Agora chegamos a outra seção da epístola, que engloba Romanos 9-11, cujo objetivo parece ser reivindicar a fidelidade de Deus quanto às Suas promessas aos pais, diante do fato de Israel ter sido colocado de lado para abrir caminho para a Igreja. É mostrado que o princípio da soberania estava por trás de todo o tratamento de Deus em relação a Israel, e foi expresso na forma de eleição e rejeição em pontos críticos da história deles, e que a posição de Israel havia sido formada nisso. Um teste crucial veio pela apresentação de Cristo, e Israel tropeçou na Pedra de tropeço; e, ao salvar um remanescente, Deus em Sua soberania também chamou uma eleição dentre os gentios, que se submeteu à justiça de Deus à qual Israel recusou. Nesta conexão, o apóstolo vindica seu evangelho que é para todos.

Deus, entretanto, não desistiu definitivamente de Seu pensamento a respeito de Israel, pois mesmo no evangelho aos gentios Ele, em última instância, os tinha em vista. As nações tinham agora, pelo evangelho, a sua oportunidade, e se deixassem de continuar na bondade de Deus, seu abandono abriria caminho para a retomada dos caminhos de Deus para com Israel; e tanto gentios como judeus manifestamente viriam ao terreno da misericórdia. Assim, Deus seria tudo e o homem nada. Este resultado suscita a doxologia161 no final de Romanos 11.

Assim, temos na epístola uma vindicação completa de Deus, tanto quanto à justiça quanto à fidelidade.

A parte exortativa da epístola segue em Romanos 12-15. A compaixão de Deus é exortada como um incentivo para que o crente esteja aqui para cumprir a vontade de Deus. Transformado pela renovação de sua mente, ele estará aqui na expectativa de outra era. Isso deve ser visto tanto em seu serviço quanto, moralmente, em seu caráter. Sua obrigação é então mostrada com respeito aos poderes permitidos por Deus no mundo, e pelo homem em geral; e então com respeito ao reino de Deus, por cuja influência ele deve ser governado em sua conduta para com os fracos na fé.
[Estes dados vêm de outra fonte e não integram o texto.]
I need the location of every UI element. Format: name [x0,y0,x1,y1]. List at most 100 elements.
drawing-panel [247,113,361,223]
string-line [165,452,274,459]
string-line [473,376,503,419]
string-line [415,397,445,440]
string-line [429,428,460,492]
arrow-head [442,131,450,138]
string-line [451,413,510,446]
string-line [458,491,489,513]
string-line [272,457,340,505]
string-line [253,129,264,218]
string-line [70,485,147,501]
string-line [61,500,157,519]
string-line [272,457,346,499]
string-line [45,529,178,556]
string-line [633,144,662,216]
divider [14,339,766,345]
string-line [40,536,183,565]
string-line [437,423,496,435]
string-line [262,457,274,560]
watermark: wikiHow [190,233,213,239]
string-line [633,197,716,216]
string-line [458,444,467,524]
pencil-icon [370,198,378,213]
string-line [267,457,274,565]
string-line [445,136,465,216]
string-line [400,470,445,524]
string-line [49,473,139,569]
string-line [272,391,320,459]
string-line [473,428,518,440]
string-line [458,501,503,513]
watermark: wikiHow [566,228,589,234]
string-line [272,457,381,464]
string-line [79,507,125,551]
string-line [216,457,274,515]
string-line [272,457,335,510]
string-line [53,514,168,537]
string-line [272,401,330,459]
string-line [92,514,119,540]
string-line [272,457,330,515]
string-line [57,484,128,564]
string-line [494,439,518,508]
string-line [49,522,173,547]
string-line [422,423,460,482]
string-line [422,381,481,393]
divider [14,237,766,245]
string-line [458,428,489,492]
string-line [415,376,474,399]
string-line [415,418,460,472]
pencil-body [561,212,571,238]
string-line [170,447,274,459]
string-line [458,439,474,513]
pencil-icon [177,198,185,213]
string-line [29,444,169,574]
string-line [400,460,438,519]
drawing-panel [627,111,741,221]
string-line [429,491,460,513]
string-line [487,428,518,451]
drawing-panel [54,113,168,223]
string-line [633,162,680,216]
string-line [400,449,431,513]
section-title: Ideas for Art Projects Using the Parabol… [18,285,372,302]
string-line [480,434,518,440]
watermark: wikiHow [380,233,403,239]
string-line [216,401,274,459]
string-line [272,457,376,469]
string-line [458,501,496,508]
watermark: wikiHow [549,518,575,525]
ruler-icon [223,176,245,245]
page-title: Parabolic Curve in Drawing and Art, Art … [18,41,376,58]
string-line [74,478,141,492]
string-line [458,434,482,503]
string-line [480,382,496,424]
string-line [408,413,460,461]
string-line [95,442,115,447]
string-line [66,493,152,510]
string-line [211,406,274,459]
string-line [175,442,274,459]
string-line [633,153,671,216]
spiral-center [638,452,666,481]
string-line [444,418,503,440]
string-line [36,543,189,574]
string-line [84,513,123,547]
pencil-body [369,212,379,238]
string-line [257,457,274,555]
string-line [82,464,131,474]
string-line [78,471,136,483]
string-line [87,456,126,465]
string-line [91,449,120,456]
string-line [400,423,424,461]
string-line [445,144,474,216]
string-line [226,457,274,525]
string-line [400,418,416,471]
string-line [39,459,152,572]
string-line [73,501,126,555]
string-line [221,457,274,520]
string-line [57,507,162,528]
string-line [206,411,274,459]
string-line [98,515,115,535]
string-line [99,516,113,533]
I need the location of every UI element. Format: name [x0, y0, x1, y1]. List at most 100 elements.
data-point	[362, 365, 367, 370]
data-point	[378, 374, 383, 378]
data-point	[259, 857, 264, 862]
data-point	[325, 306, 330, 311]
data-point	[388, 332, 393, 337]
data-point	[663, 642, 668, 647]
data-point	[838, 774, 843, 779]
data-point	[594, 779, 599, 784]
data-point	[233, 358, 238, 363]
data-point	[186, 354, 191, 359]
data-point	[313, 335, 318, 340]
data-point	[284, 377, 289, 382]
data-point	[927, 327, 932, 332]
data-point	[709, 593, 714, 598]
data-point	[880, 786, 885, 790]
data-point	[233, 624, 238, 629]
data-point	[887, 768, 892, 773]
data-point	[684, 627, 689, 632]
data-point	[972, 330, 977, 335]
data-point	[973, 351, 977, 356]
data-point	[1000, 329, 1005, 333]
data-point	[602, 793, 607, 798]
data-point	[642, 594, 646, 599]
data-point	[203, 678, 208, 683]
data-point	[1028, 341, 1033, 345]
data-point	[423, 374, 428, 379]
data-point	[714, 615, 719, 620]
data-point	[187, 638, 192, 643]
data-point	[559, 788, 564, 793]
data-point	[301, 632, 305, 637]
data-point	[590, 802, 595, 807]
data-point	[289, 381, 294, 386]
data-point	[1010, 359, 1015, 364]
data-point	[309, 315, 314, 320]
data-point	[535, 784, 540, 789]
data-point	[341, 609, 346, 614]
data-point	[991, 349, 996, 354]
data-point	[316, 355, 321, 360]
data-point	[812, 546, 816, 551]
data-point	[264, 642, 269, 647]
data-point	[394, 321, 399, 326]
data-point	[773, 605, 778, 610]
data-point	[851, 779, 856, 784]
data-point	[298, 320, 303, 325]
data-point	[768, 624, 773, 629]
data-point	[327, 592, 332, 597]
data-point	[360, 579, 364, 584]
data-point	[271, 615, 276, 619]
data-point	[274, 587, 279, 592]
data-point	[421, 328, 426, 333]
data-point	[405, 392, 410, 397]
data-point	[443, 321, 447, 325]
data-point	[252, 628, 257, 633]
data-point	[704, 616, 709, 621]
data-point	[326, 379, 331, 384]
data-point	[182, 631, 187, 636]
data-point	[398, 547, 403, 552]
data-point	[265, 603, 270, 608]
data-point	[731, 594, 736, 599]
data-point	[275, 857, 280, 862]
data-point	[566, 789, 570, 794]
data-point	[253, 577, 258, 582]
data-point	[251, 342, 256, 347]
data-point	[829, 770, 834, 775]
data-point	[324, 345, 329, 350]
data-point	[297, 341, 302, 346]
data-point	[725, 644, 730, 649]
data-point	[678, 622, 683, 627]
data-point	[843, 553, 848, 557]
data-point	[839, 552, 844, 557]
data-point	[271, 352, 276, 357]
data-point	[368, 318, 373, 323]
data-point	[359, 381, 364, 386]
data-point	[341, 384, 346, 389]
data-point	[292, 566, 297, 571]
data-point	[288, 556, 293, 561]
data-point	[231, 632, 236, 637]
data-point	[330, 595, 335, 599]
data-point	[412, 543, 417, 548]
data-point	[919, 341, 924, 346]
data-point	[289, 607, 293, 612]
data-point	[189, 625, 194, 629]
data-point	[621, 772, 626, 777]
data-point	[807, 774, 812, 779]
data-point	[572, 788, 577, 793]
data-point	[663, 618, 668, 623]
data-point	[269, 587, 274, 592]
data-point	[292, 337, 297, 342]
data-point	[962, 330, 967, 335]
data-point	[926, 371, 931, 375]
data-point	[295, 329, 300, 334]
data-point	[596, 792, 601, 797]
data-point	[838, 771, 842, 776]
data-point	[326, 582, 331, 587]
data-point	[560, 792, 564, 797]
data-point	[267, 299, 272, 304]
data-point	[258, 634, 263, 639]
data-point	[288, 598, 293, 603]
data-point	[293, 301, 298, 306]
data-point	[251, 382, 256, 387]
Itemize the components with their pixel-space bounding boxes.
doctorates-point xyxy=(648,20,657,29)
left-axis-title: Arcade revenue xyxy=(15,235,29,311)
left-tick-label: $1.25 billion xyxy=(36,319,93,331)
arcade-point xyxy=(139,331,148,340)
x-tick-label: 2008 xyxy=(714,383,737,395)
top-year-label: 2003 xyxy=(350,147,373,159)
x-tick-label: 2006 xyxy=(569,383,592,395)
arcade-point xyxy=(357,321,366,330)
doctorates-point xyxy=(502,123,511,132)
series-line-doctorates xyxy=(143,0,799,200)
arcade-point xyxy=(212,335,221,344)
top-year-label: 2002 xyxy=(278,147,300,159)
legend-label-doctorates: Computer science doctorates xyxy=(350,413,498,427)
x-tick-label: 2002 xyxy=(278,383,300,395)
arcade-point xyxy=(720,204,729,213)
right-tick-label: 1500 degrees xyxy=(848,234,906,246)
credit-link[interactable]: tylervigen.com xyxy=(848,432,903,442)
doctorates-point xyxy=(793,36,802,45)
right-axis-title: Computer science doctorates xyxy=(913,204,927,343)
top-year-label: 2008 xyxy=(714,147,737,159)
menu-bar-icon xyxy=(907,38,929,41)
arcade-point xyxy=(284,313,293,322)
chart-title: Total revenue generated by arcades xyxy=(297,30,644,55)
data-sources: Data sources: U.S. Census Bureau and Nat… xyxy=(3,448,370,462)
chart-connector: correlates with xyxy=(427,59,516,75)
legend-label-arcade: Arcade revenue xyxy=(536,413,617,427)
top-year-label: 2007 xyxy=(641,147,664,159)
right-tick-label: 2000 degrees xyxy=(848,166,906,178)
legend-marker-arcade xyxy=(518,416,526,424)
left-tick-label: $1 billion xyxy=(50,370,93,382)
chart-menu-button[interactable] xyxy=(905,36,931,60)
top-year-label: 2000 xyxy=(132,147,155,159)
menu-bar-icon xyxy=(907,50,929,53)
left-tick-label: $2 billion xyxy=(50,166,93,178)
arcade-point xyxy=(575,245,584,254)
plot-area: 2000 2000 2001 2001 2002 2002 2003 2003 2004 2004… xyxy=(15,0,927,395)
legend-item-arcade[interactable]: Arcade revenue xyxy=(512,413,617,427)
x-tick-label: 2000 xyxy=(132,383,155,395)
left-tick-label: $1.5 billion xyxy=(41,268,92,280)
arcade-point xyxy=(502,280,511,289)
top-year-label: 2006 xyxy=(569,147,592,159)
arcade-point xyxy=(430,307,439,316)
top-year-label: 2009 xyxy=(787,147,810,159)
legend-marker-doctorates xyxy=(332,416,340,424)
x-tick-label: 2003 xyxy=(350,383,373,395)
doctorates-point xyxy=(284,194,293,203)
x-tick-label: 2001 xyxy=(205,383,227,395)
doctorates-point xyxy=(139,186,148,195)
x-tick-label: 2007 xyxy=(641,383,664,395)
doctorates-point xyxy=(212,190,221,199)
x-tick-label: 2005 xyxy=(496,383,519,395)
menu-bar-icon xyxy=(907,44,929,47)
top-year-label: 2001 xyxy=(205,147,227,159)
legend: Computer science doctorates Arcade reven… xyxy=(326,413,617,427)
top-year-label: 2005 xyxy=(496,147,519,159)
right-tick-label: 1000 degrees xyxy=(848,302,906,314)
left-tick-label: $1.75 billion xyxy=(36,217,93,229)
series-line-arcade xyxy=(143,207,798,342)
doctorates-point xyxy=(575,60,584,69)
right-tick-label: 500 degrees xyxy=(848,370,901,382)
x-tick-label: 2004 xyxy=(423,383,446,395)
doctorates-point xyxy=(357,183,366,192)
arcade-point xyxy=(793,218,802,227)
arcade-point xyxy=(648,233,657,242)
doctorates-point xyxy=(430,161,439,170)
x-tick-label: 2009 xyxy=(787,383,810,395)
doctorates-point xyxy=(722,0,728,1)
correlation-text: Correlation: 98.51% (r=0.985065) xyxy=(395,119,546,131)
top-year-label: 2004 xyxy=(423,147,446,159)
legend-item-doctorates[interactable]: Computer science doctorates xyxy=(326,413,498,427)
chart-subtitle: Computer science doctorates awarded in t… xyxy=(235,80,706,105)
O apóstolo conclui com uma referência à distinção de seu próprio serviço, cumprindo sua missão especial para com os gentios – e a expressão de seu propósito no devido tempo de chegar a Roma.

As saudações no final da epístola são notáveis pelo número de pessoas mencionadas por nome e pelas características pelas quais são individualmente identificadas.

A epístola foi escrita por Paulo quando estava em Corinto, por volta de 58 d.C. (compare At 20:1-3). É uma dissertação exaustiva e evidencia a energia e sabedoria do Espírito de Deus em cada ponto discutido. É apropriado que tal epístola tenha sido dirigida aos santos na então metrópole do mundo civilizado, não, entretanto, que aquela metrópole deva ser de alguma forma um centro da Igreja de Deus. Paulo não introduziu o evangelho ali, e não há evidência de que Pedro o tenha feito. Pode ter sido levado para aquela cidade por alguns que se converteram em Jerusalém no dia de Pentecostes.



[161]

N. do T.: Provém do grego doxologia, (doxa “glória” + logia “palavra”) se referindo à expressão oral ou escrita. Portanto, “doxologia” é uma expressão oral ou escrita de louvor e glorificação.